Michel fit faire halte et dresser le camp. Ensuite, il avança seul, ordonnant à son escorte d’attendre son retour.

Il encouragea Psyl par quelques caresses, siffla sa lionne au mufle roux et marcha résolument, l’esprit remporté vers les siens, là-bas — si loin ! — et cherchant si, dans l’horizon tellement dissemblable de la brousse, un repaire ou une analogie se rencontrerait avec la Kouranie paternelle.

Très vite, il se trouva devant une lourde barrière, hérissée de pointes sèches.

Une hutte de gardien défendait l’entrée. Un nègre en sortit et vint ouvrir.

— Ton maître ? demanda le visiteur en dialecte indigène.

— Vois à la case, répondit l’homme.

Michel suivit une allée ombreuse à travers un jardin soigné et fertile.

Au fond, s’élevait la case, grande, spacieuse, bien bâtie avec des troncs, d’arbres le long desquels grimpaient des clématites. Les fenêtres larges étaient ombragées de nattes aux couleurs vives.

L’aspect respirait l’aisance et le confortable.

Sous le velum disposé devant l’entrée, deux fillettes curieuses parurent.

— Un Blanc ! s’écrièrent-elles. Maman, un blanc !

Et, confiantes, gentilles, elles accoururent vers Michel Romalewsky avec des bonds de gazelles.

— Votre père, mes enfants ? dit Michel non sans un serrement de cœur.

— Papa est à la bergerie, mais entre, tu verras maman.

Une jeune femme s’avançait, souriante, toute blonde, gracieuse.

Tout de suite, elle tendit la main…

— Un frère ! un blanc ! Soyez le bienvenu, monsieur.

— Mon Dieu, soupira le prince en lui-même.

Il saluait, gêné, sombre.

— Madame, veuillez m’excuser de troubler votre quiétude, mais j’aimerais à parler à M. Orankeff. Votre mari, n’est-ce pas ?

— Entrez toujours. Yvan est au parc de moutons. Un essai d’acclimatation que nous avons entrepris en ce pays, où il n’y avait jamais eu de ces animaux habillés de laine… Il ne pourra rentrer ici que ce soir. Il faut l’attendre, monsieur, déjeuner avec nous.

— Merci, madame, ma course est pressée. Où est situé ce parc ? J’irai au-devant de votre mari.

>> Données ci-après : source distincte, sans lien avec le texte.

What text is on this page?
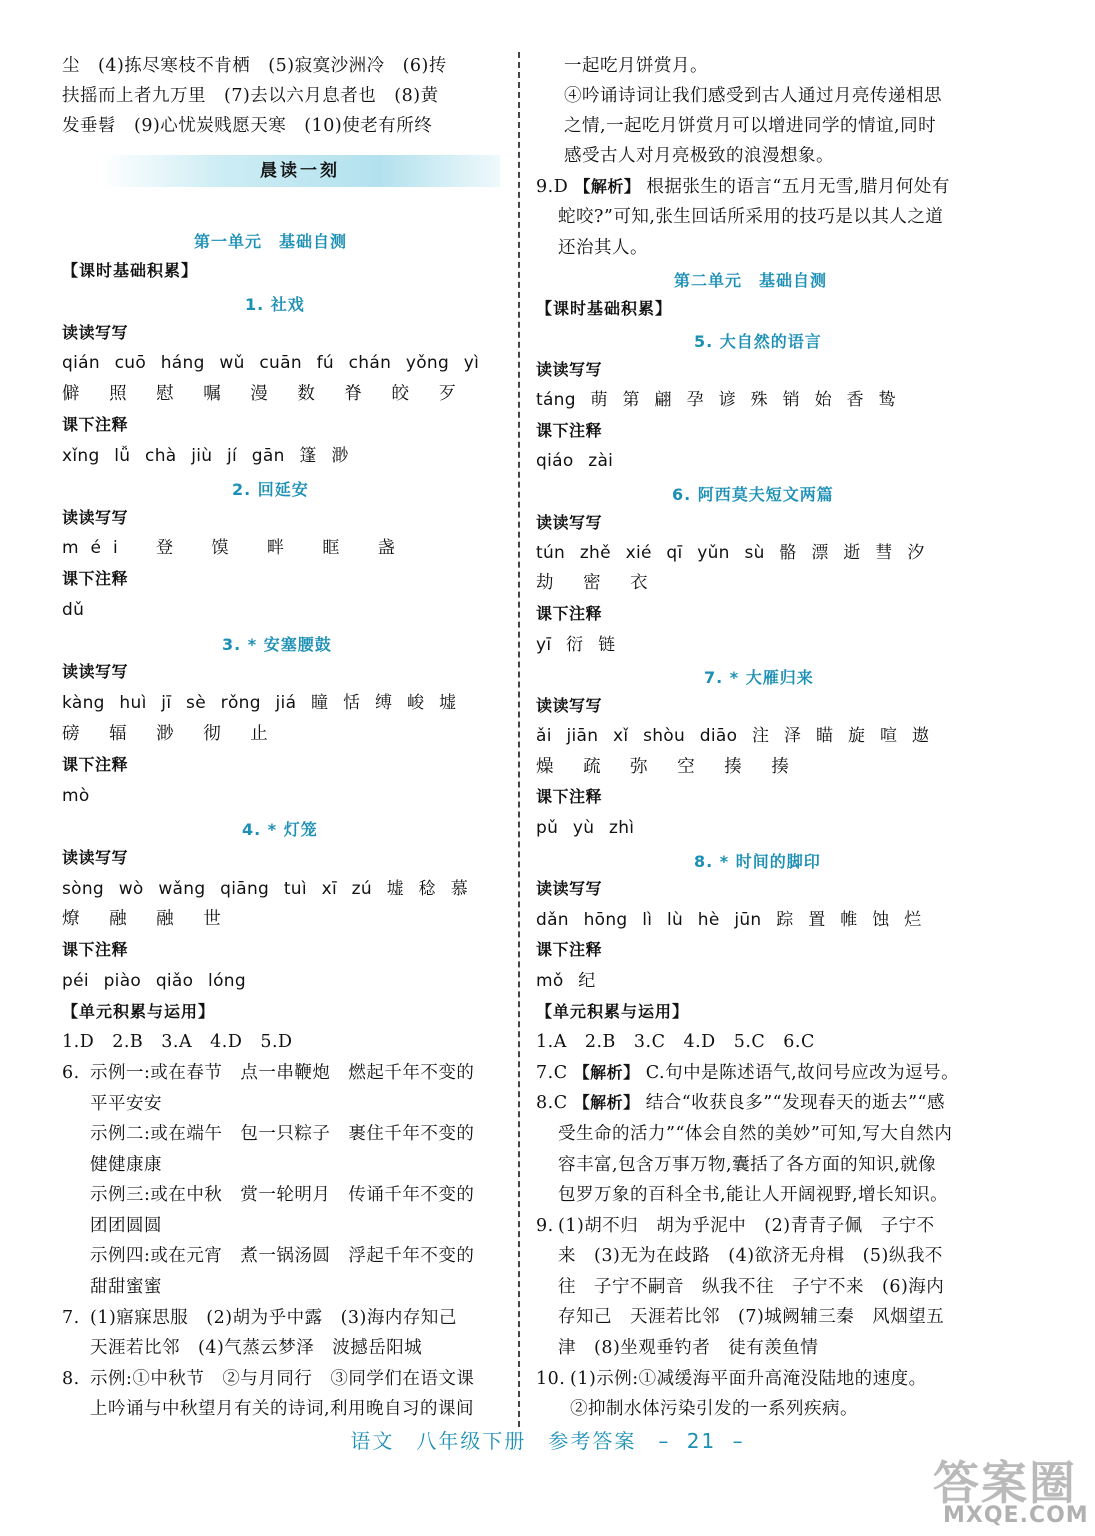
晨读一刻
尘　(4)拣尽寒枝不肯栖　(5)寂寞沙洲冷　(6)抟
扶摇而上者九万里　(7)去以六月息者也　(8)黄
发垂髫　(9)心忧炭贱愿天寒　(10)使老有所终
第一单元　基础自测
【课时基础积累】
1. 社戏
读读写写
qián cuō háng wǔ cuān fú chán yǒng yì
僻 照 慰 嘱 漫 数 脊 皎 歹
课下注释
xǐng lǚ chà jiù jí gān 篷 渺
2. 回延安
读读写写
méi 登 馍 畔 眶 盏
课下注释
dǔ
3. * 安塞腰鼓
读读写写
kàng huì jī sè rǒng jiá 瞳 恬 缚 峻 墟
磅 辐 渺 彻 止
课下注释
mò
4. * 灯笼
读读写写
sòng wò wǎng qiāng tuì xī zú 墟 稔 慕
燎 融 融 世
课下注释
péi piào qiǎo lóng
【单元积累与运用】
1.D　2.B　3.A　4.D　5.D
6. 示例一:或在春节　点一串鞭炮　燃起千年不变的
平平安安
示例二:或在端午　包一只粽子　裹住千年不变的
健健康康
示例三:或在中秋　赏一轮明月　传诵千年不变的
团团圆圆
示例四:或在元宵　煮一锅汤圆　浮起千年不变的
甜甜蜜蜜
7. (1)寤寐思服　(2)胡为乎中露　(3)海内存知己
天涯若比邻　(4)气蒸云梦泽　波撼岳阳城
8. 示例:①中秋节　②与月同行　③同学们在语文课
上吟诵与中秋望月有关的诗词,利用晚自习的课间
一起吃月饼赏月。
④吟诵诗词让我们感受到古人通过月亮传递相思
之情,一起吃月饼赏月可以增进同学的情谊,同时
感受古人对月亮极致的浪漫想象。
9.D 【解析】 根据张生的语言“五月无雪,腊月何处有
蛇咬?”可知,张生回话所采用的技巧是以其人之道
还治其人。
第二单元　基础自测
【课时基础积累】
5. 大自然的语言
读读写写
táng 萌 第 翩 孕 谚 殊 销 始 香 鸷
课下注释
qiáo zài
6. 阿西莫夫短文两篇
读读写写
tún zhě xié qī yǔn sù 骼 漂 逝 彗 汐
劫 密 衣
课下注释
yī 衍 链
7. * 大雁归来
读读写写
ǎi jiān xǐ shòu diāo 注 泽 瞄 旋 喧 遨
燥 疏 弥 空 揍 揍
课下注释
pǔ yù zhì
8. * 时间的脚印
读读写写
dǎn hōng lì lù hè jūn 踪 置 帷 蚀 烂
课下注释
mǒ 纪
【单元积累与运用】
1.A　2.B　3.C　4.D　5.C　6.C
7.C 【解析】 C.句中是陈述语气,故问号应改为逗号。
8.C 【解析】 结合“收获良多”“发现春天的逝去”“感
受生命的活力”“体会自然的美妙”可知,写大自然内
容丰富,包含万事万物,囊括了各方面的知识,就像
包罗万象的百科全书,能让人开阔视野,增长知识。
9. (1)胡不归　胡为乎泥中　(2)青青子佩　子宁不
来　(3)无为在歧路　(4)欲济无舟楫　(5)纵我不
往　子宁不嗣音　纵我不往　子宁不来　(6)海内
存知己　天涯若比邻　(7)城阙辅三秦　风烟望五
津　(8)坐观垂钓者　徒有羡鱼情
10. (1)示例:①减缓海平面升高淹没陆地的速度。
②抑制水体污染引发的一系列疾病。
语文　八年级下册　参考答案　– 21 –
答案圈
MXQE.COM
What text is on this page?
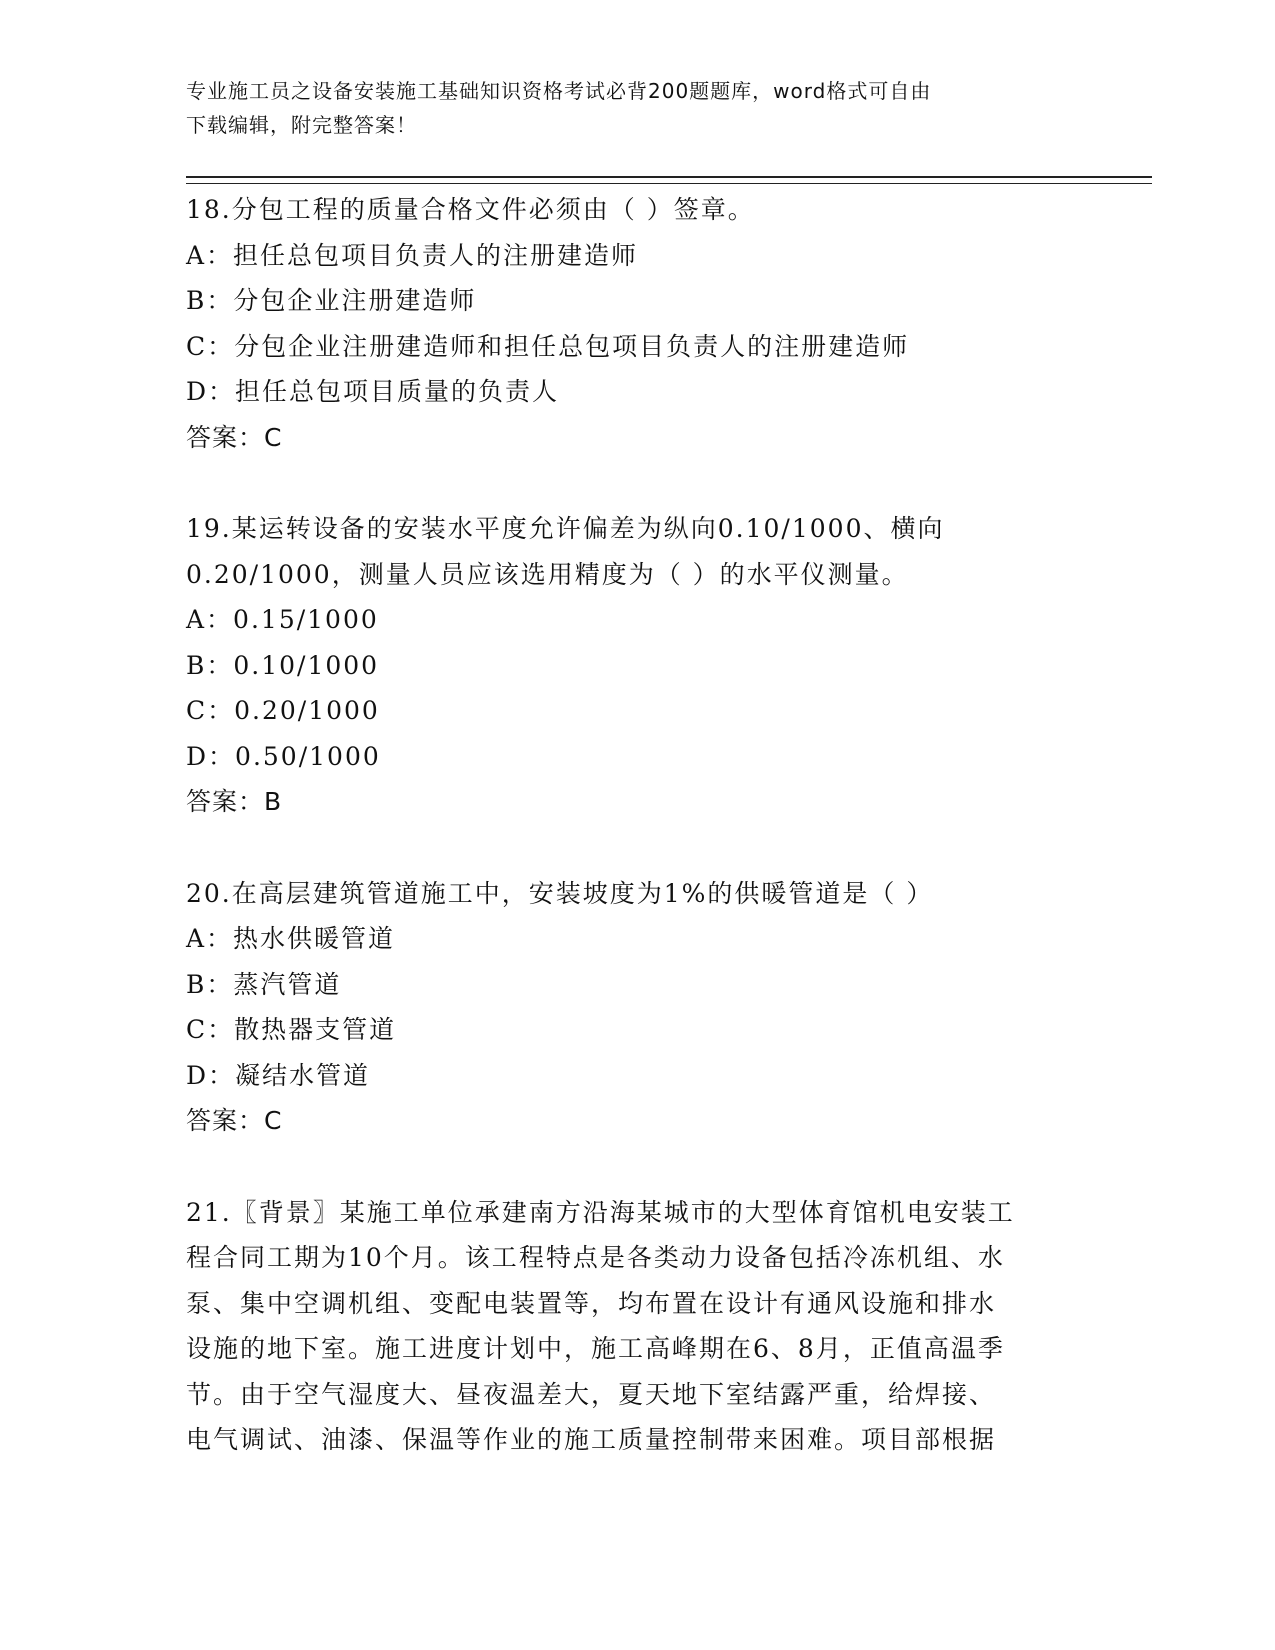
专业施工员之设备安装施工基础知识资格考试必背200题题库，word格式可自由
下载编辑，附完整答案！
18.分包工程的质量合格文件必须由（ ）签章。
A：担任总包项目负责人的注册建造师
B：分包企业注册建造师
C：分包企业注册建造师和担任总包项目负责人的注册建造师
D：担任总包项目质量的负责人
答案：C
19.某运转设备的安装水平度允许偏差为纵向0.10/1000、横向
0.20/1000，测量人员应该选用精度为（ ）的水平仪测量。
A：0.15/1000
B：0.10/1000
C：0.20/1000
D：0.50/1000
答案：B
20.在高层建筑管道施工中，安装坡度为1%的供暖管道是（ ）
A：热水供暖管道
B：蒸汽管道
C：散热器支管道
D：凝结水管道
答案：C
21.〖背景〗某施工单位承建南方沿海某城市的大型体育馆机电安装工
程合同工期为10个月。该工程特点是各类动力设备包括冷冻机组、水
泵、集中空调机组、变配电装置等，均布置在设计有通风设施和排水
设施的地下室。施工进度计划中，施工高峰期在6、8月，正值高温季
节。由于空气湿度大、昼夜温差大，夏天地下室结露严重，给焊接、
电气调试、油漆、保温等作业的施工质量控制带来困难。项目部根据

— Il est sur le plateau, au sommet de la colline, le seul endroit où l’herbage et la température conviennent aux brebis d’Europe. Un de nos serviteurs va vous y conduire.

— J’irai seul, madame.

Il s’inclina de nouveau, tellement grave, que le sourire s’effaça des lèvres de la mère et des enfants qui rentrèrent chez elles attristées, comme si une ombre avait rayé soudain leur soleil.

Michel repartit, siffla Psyl et Mariska qui l’attendaient à la barrière, couchés, ainsi que deux fidèles compagnons.